This release of the Directory Proxy Server addresses critical issues from earlier versions. Update all affected servers appropriately.
No critical issues have been identified.
The following issues have been resolved with this release of the Directory Proxy Server.
Updated setup and the replace-certificate tool to improve the way we generate self-signed certificates and certificate signing requests to make them more palatable to clients.
To reduce the frequency with which administrators had to replace self-signed certificates, we previously used a very long lifetime for self-signed certificates generated by setup or the replace-certificate tool. However, some clients (especially web browsers and other HTTP clients) have started more strenuously objecting to certificates to long lifetimes, so we now generate self-signed certificates with a one-year validity period. The inter-server certificate (which is used internally within the server and does not get exposed to normal clients) is still created with a twenty-year lifetime.
Also, the replace-certificate tool's interactive mode has been updated to improve the process that it uses to obtain information to include in the subject DN and subject alternative name extension for self-signed certificates and certificate signing requests. The following changes have been made in accordance with CA/Browser Forum guidelines:
* When selecting the subject DN for the certificate, we listed a number of common attributes that may be used, including CN, OU, O, L, ST, and C. We previously indicated that CN attribute was recommended. We now also indicate that the O and C attributes are recommended as well.
* When obtaining the list of DNS names to include in the subject alternative name extension, we previously suggested all names that we could find associated with interfaces on the local system. In many cases, we now omit non-qualified names and names that are associated with loopback interfaces. We will also warn about any attempts to add unqualified or invalid names to the list.

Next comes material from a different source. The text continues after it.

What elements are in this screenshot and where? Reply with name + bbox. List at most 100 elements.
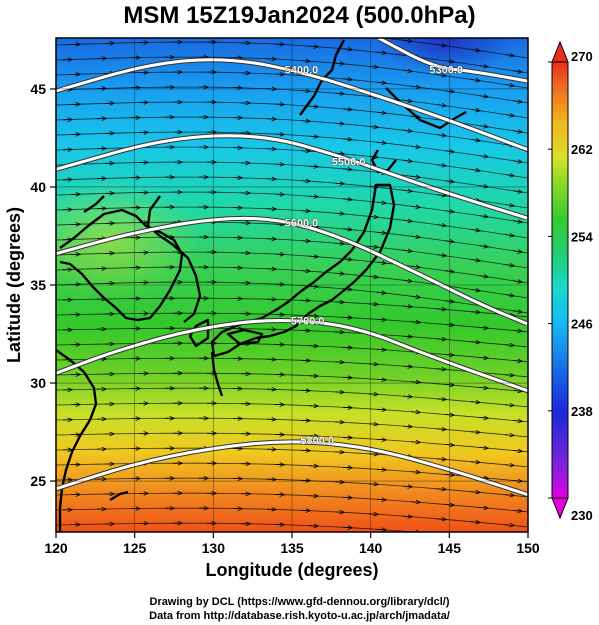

* When obtaining the list of IP addresses to include in the subject alternative name extension, we previously suggested all addresses associated with all network interfaces on the system. We no longer suggest any IP addresses associated with loopback interfaces, and we no longer suggest any IP addresses associated in IANA-reserved ranges (for example, addresses reserved for private-use networks). The tool will now warn about attempts to add these addresses for inclusion in the subject alternative name extension.
Fixed an issue in which the Directory Server could incorrectly allow requests to be processed with an alternate authorization identity (for example, using the proxied authorization control, or if the requests pass through a Directory Proxy Server) whose account is in a "must change password" state. The server will now only permit the operation if it attempts to set a new password for the target user.

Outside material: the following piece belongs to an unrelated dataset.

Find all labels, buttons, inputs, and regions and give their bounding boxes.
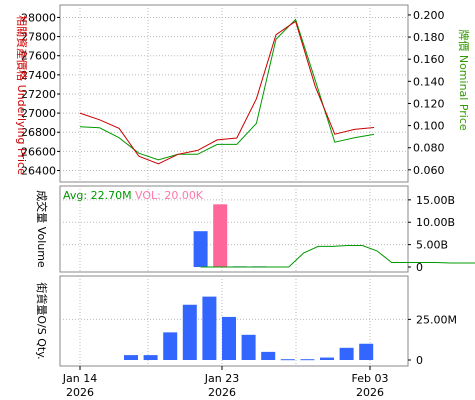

Reduced the JVM memory requirements for many command line tools. This avoids memory pressure when multiple tools, such as a scheduled collect-support-data task, are run concurrently to the server process. For most tools, the initial heap size has been reduced to 128 MB, and for certain tools the maximum heap size has capped at 512 MB. On systems with larger amounts of memory, these tools previously were allotted unnecessarily large heaps. The maximum heap size has not been reduced for any tool that especially benefits from having more memory.